Il est 11h30. C’est au tour de Fabien Tissot, ancien joueur de Ligue 2 et technicien à Épinal, de distribuer les chasubles sur le terrain Ruud Gullit. Les participants sont divisés en trois couleurs, bleu, jaune et orange. « On va jouer les uns contre les autres ? » demande un des joueurs. « Vous allez d’abord commencer par vous faire des passes par groupe » , rétorque le technicien, qui a lui aussi aboli la notion d’adversité dans son atelier.
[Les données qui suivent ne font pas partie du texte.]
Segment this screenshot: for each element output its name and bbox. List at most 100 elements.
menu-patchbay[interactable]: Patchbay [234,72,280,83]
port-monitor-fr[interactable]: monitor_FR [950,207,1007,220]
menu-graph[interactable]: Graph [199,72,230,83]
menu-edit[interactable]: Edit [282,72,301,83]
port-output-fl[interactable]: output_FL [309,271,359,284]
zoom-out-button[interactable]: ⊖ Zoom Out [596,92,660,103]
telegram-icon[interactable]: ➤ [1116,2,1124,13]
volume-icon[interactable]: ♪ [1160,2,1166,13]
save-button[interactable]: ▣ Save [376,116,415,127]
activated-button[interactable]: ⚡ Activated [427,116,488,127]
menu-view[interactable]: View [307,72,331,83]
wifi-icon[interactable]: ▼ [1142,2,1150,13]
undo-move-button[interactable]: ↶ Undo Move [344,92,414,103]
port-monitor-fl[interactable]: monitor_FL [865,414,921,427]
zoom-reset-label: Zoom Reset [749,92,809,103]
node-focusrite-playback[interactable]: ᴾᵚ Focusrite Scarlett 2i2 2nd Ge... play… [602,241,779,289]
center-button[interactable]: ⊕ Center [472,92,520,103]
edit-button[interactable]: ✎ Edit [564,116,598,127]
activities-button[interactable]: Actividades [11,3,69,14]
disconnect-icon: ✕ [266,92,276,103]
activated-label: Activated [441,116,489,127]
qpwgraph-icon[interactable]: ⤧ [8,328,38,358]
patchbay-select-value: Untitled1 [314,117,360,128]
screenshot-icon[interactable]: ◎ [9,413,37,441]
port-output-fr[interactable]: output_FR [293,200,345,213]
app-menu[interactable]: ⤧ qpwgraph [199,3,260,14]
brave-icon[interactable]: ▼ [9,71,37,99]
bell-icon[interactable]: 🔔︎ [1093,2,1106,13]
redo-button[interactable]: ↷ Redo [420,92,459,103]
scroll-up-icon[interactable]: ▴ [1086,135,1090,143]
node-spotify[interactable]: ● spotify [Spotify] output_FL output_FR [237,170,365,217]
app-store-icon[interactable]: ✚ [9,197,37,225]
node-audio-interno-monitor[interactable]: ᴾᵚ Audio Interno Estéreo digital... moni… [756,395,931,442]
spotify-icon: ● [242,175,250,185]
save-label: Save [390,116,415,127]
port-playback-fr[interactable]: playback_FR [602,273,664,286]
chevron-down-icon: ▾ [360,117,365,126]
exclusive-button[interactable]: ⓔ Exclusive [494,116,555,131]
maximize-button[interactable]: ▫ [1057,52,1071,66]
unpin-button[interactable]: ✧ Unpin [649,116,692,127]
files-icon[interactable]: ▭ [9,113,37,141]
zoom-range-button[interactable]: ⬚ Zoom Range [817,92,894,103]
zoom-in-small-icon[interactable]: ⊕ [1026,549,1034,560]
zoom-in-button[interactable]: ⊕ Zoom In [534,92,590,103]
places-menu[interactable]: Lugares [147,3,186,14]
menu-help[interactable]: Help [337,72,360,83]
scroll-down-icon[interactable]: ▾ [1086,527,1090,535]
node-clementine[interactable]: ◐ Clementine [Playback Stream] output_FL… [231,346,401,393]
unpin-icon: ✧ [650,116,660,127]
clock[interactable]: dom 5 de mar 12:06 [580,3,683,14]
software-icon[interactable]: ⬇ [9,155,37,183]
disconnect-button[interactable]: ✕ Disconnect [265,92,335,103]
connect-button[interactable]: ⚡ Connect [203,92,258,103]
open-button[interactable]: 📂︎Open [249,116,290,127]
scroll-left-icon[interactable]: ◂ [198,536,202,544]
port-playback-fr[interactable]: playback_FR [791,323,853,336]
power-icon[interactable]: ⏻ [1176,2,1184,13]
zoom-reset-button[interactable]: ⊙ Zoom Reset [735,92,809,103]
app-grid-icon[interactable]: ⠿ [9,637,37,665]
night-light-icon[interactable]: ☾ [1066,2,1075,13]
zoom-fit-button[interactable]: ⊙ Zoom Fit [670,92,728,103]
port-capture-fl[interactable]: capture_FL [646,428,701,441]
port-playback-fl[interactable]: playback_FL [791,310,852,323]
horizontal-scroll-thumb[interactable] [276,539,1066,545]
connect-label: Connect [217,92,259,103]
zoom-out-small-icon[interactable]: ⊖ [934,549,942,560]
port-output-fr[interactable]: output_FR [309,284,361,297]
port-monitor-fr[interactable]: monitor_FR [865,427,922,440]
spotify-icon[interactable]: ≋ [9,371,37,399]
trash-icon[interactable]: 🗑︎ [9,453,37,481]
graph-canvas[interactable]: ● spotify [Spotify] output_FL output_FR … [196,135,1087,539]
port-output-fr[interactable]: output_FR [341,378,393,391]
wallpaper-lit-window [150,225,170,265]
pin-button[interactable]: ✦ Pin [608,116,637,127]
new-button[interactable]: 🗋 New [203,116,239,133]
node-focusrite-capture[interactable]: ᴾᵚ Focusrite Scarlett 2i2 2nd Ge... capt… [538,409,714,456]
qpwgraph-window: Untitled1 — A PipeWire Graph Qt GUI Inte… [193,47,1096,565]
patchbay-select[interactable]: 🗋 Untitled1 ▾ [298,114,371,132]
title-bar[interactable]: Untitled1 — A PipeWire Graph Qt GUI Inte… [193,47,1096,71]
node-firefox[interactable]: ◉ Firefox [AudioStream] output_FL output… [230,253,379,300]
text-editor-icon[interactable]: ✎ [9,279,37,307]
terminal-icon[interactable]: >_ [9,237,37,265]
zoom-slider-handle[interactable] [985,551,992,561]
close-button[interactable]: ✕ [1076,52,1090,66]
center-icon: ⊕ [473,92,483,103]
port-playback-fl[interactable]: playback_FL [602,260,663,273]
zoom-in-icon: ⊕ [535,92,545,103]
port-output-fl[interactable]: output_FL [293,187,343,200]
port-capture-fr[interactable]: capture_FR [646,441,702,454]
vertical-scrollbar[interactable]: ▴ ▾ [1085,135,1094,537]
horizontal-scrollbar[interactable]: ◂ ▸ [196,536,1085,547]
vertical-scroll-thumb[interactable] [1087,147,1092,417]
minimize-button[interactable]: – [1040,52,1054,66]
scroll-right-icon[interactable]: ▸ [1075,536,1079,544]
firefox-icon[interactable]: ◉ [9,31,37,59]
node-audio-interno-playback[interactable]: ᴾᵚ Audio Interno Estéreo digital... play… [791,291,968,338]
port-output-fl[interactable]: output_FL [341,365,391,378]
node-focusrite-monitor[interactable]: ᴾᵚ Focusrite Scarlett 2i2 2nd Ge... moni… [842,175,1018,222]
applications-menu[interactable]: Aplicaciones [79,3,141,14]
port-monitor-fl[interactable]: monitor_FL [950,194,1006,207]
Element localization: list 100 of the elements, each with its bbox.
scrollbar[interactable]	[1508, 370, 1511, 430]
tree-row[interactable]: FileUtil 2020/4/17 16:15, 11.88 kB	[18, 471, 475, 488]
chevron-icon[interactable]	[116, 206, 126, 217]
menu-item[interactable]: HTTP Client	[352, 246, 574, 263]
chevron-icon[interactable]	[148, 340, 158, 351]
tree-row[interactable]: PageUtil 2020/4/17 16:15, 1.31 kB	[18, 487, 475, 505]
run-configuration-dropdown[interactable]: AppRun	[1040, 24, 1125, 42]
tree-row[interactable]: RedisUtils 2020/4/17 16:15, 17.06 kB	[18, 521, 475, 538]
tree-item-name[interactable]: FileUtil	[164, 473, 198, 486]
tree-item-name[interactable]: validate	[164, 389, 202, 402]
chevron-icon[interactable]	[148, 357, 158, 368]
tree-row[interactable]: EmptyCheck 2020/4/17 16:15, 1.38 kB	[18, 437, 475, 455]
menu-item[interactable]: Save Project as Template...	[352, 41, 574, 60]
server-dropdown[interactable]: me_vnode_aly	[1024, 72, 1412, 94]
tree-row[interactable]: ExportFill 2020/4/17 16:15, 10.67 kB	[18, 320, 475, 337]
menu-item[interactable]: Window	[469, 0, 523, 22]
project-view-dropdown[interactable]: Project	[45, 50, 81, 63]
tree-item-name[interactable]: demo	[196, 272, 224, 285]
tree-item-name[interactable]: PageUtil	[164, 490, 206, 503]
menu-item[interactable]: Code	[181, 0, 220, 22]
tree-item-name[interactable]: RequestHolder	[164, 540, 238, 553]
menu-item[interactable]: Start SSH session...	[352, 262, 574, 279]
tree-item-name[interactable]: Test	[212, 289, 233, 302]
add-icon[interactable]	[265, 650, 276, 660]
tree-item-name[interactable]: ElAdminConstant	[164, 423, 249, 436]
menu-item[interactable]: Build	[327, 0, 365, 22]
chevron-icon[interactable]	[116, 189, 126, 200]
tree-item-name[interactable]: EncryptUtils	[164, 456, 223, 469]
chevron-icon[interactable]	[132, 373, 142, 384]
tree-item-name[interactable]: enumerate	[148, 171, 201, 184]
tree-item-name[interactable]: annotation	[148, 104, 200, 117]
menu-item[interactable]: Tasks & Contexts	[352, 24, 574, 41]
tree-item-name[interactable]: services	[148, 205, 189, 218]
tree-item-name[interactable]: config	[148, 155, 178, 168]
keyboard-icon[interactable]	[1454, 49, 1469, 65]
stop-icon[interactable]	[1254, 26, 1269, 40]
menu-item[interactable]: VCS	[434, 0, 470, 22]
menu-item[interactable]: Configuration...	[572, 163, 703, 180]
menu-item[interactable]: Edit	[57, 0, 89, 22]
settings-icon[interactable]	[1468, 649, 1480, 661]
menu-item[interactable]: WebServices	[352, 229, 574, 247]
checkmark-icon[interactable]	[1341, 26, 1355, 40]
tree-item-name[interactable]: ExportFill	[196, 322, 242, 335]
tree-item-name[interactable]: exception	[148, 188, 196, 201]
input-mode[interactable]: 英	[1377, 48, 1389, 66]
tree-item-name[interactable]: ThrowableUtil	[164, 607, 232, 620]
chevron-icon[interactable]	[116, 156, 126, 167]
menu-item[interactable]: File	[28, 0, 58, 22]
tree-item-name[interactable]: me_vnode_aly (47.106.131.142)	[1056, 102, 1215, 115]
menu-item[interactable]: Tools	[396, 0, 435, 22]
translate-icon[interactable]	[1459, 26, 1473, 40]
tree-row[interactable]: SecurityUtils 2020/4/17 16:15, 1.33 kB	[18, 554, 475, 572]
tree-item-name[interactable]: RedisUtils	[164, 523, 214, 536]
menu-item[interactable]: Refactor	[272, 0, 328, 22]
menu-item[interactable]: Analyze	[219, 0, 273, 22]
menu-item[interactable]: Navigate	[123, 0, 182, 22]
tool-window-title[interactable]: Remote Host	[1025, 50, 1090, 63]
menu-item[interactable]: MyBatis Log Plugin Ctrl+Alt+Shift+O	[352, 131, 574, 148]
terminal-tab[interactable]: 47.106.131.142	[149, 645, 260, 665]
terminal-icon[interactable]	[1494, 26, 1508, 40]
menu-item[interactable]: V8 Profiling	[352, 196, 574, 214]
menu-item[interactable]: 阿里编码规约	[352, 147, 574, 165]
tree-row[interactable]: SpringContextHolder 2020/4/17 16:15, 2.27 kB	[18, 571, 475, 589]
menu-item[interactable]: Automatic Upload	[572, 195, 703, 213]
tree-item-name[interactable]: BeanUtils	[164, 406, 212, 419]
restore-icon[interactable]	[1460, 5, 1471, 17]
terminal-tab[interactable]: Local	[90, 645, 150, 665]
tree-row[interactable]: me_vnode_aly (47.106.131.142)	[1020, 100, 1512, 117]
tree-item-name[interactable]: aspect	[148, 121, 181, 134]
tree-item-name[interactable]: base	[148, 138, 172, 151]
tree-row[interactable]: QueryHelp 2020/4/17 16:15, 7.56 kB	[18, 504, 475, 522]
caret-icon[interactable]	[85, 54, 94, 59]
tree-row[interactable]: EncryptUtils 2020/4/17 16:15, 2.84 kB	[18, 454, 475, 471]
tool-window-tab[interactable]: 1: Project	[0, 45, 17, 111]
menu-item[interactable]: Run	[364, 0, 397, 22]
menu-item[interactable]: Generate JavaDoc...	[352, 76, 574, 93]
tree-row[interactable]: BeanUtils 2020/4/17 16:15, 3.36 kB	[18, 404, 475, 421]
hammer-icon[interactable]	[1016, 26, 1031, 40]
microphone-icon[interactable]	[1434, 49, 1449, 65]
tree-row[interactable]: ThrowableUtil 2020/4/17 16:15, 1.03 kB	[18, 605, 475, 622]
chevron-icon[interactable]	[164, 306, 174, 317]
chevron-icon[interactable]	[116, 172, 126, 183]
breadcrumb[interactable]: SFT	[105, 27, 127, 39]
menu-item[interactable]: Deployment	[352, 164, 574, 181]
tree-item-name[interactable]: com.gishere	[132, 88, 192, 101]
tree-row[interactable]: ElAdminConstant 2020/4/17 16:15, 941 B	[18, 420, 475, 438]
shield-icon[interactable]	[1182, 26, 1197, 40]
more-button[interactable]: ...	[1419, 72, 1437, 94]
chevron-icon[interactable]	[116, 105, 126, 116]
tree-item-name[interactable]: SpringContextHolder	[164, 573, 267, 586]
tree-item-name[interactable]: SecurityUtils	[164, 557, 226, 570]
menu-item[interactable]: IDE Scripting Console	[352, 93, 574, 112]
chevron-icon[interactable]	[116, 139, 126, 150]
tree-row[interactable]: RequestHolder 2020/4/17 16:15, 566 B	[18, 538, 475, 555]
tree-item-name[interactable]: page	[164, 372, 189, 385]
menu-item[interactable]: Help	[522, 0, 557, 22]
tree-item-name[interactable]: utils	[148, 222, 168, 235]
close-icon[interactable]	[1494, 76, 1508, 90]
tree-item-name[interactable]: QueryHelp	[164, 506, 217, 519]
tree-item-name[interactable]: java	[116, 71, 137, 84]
Au fil des exercices et de l’aisance qu’acquièrent les élèves d’un jour, Tissot augmente la difficulté : « Les Bleus passent aux Jaunes qui doivent passer à un Orange qui eux doivent passer à un Bleu. Compris ? » Tout le monde s’en sort bien jusqu’à ce que Tissot inverse deux fois de suite l’ordre de transmission. « Vous êtes perdus ou quoi ? » Émilien, l’un des participants, se permet gentiment de remarquer « que la consigne n’a pas été très claire » . Tissot : « C’est justement ça que je voulais vous montrer, si la consigne n’est pas claire, c’est le bordel. » Florian, un autre convive : « Ah ? J’ai surtout l’impression que tu n’as pas fait exprès sur ce coup-là. » Pour compliquer le tout, coach Tissot décide de diviser le terrain en quatre zones. « Quand vous recevez le ballon, vous devez le donner à quelqu’un de la bonne couleur présent dans une autre zone que la vôtre. » Curieusement, les différents participants, même ceux qui ne pratiquent pas habituellement le football, s’en sortent particulièrement bien. « Dès lors que vous communiquez, que vous vous rendez disponibles et que vous prenez l’information avant de faire quelque chose, c’est tout de suite plus facile » , conclut l’entraîneur.

La démonstration par Anelka

Vient l’heure du second et dernier retour théorique d’Hervé Dornier. « Sur le terrain, on a le droit à l’erreur, à une passe ratée, et dans l’entreprise ? » Une question existentielle à laquelle se prête Jean, professionnel dans la menuiserie industrielle : « C’est un truc français de descendre ceux qui font des erreurs, et c’est idiot. Aux États-Unis, plus tu t’es planté, plus on te respecte parce qu’on considère que tu as le courage de prendre des risques. » Vient l’heure de nouvelles propositions de lecture de génies du management comme Isaac Getz et Brian M. Carney sur « la liberté des salariés » qui, selon l’intervenant, repose sur « la croyance implicite que l’homme est bon » . Même Nicolas Anelka, qui apparaît ensuite sur le rétroprojecteur en compagnie de Raymond Domenech. Sur l’image, les deux hommes ne croisent pas le regard, l’animosité est palpable, alors que la prise de vue date d’avant 2010. « Cela vous inspire quoi ? » L’évidence que les deux personnages ne peuvent pas se saquer, ce que Jean-Christophe étaye avec des notions de langage corporel : « Le fait qu’il se mange un doigt (Anelka, ndlr), c’est un signe de malaise, alors que Domenech semble avoir une posture plus conciliante. »

Alors le débat dérape sur les entretiens « psychologiques » avant embauche pour écarter les profils « à risques » , et un participant se sent obligé de préciser « que stigmatiser Anelka sur cette histoire est réducteur, l’encadrement de la FFF et Domenech ont eu leur part de responsabilités dans le fiasco » . Pour éviter que l’échange s’embourbe, Raphaël Moreau Ribstein invite « à garder les éléments purement footballistiques pour le déjeuner » . On est « dans un pur sujet de management humain » répondent plusieurs participants en chœur. « Une chose est certaine, tranche Hervé Dornier, dans cette situation-là, il aurait été salvateur de vider son sac, d’extérioriser tous les problèmes d’homme à homme afin de pouvoir se recentrer ensuite sur un intérêt commun. » Faisant référence aux encouragements et à l’absence de tout agacement lors des ateliers du matin, ce qui a découlé sur des performances réussies, Hervé Dornier conclut sa séance : « Communiquer, c’est un art » . Et aussi l’une des sources du succès, en football comme en entreprise.